Therapeutic response analysis in dogs with naturally occurring osteoarthritis

Gagnon A, Brown D, Moreau M, Lussier B2, Otis C, Troncy E. Vet Anaesth Analg. 2017 Nov; 44 (6): 1373-1381.

OBJECTIVE: Reporting the rate of positive (+) and negative (-) responders based on an objective outcome measure of pain-related functional disability/lameness in dogs with naturally occurring osteoarthritis (OA), and the relationship between initial lameness severity and the odds of being a (+) responder.

STUDY DESIGN: Retrospective analysis of published peer-reviewed clinical trials in dogs with naturally occurring OA.
ANIMALS: Dogs (n = 213) with hip and/or stifle afflicted-joints.
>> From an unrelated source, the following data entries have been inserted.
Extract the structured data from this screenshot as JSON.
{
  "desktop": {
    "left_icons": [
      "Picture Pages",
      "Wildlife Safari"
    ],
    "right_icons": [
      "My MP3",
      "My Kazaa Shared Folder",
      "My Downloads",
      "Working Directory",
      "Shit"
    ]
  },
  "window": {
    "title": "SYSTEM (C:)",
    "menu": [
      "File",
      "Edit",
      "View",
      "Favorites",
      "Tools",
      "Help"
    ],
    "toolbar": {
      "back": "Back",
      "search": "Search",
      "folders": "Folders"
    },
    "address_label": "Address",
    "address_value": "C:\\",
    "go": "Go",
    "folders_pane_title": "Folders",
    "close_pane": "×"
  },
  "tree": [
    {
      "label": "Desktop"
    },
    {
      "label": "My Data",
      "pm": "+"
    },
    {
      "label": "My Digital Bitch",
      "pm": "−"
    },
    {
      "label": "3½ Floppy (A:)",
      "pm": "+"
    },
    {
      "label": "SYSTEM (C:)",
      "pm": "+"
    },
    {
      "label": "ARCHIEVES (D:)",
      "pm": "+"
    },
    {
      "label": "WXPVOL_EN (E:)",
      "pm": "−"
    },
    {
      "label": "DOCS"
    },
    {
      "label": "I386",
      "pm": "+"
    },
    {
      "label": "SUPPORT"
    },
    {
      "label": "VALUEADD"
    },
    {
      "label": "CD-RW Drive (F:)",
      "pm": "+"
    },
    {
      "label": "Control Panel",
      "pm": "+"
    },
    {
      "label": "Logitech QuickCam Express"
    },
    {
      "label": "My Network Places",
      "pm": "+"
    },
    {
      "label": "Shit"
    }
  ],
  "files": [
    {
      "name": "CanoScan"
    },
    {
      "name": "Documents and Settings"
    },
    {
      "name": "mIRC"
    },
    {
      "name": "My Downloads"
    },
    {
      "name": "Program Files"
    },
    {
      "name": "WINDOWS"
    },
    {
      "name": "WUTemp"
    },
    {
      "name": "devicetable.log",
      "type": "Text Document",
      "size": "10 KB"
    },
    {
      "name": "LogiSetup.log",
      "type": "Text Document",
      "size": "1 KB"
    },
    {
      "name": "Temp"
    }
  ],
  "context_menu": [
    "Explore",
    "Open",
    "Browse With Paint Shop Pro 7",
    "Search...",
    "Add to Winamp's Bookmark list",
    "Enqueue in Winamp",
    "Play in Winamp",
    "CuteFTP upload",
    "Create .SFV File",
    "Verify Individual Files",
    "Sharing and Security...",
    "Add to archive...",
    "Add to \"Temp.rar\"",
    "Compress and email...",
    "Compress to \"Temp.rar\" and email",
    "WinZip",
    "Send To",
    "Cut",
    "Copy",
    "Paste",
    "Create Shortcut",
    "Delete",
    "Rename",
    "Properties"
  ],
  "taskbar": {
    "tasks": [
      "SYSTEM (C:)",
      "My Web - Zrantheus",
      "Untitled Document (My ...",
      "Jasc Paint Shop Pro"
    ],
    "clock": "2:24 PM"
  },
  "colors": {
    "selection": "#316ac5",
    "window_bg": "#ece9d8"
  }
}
METHODS: A responder analysis was undertaken using a previously determined cut-off value of ±2.0% of body weight using the peak of vertical force (PVF). Among the selected trials, PVF was acquired under similar conditions. Therapeutic approaches were therapeutic diets, natural health products and nonsteroidal anti-inflammatory drugs.

RESULTS: Among dogs receiving a therapeutic approach as described above (n = 121), 62.8% [95% confidence interval, 53.9-70.9] were defined as (+) responders, whereas 11.6% [7.0-18.5] were (-) responders, accounting for a net (+) response rate by 51.2% [42.0-60.4]. In dogs receiving a negative control (n = 92), the net (+) response rate was 1.1% [0.0-5.9]. The number needed to treat was 4, and the effect size 0.7 [0.4-1.0]. The odds ratio of being a (+) responder under the therapeutic approaches was 2.85 [1.57-5.17] (p < 0.001). For every less severe lameness manifested with an increment in PVF by 1% body weight, the chance of being a (+) responder following treatment decreased by 9% (odds ratio 0.91 [0.86-0.97], p = 0.006).

CONCLUSION AND CLINICAL RELEVANCE: The rate of (+) responder optimizes decision making for the management of pain-related clinical signs of OA. Evidence-based medicine was further supported by clinical metrics based on an objective outcome measure of pain-related functional disability/lameness. This study also revealed that dogs with a mild lameness are less prone to be improved, emphasizing the need to carefully manage OA dogs in spite of a more subtle affliction.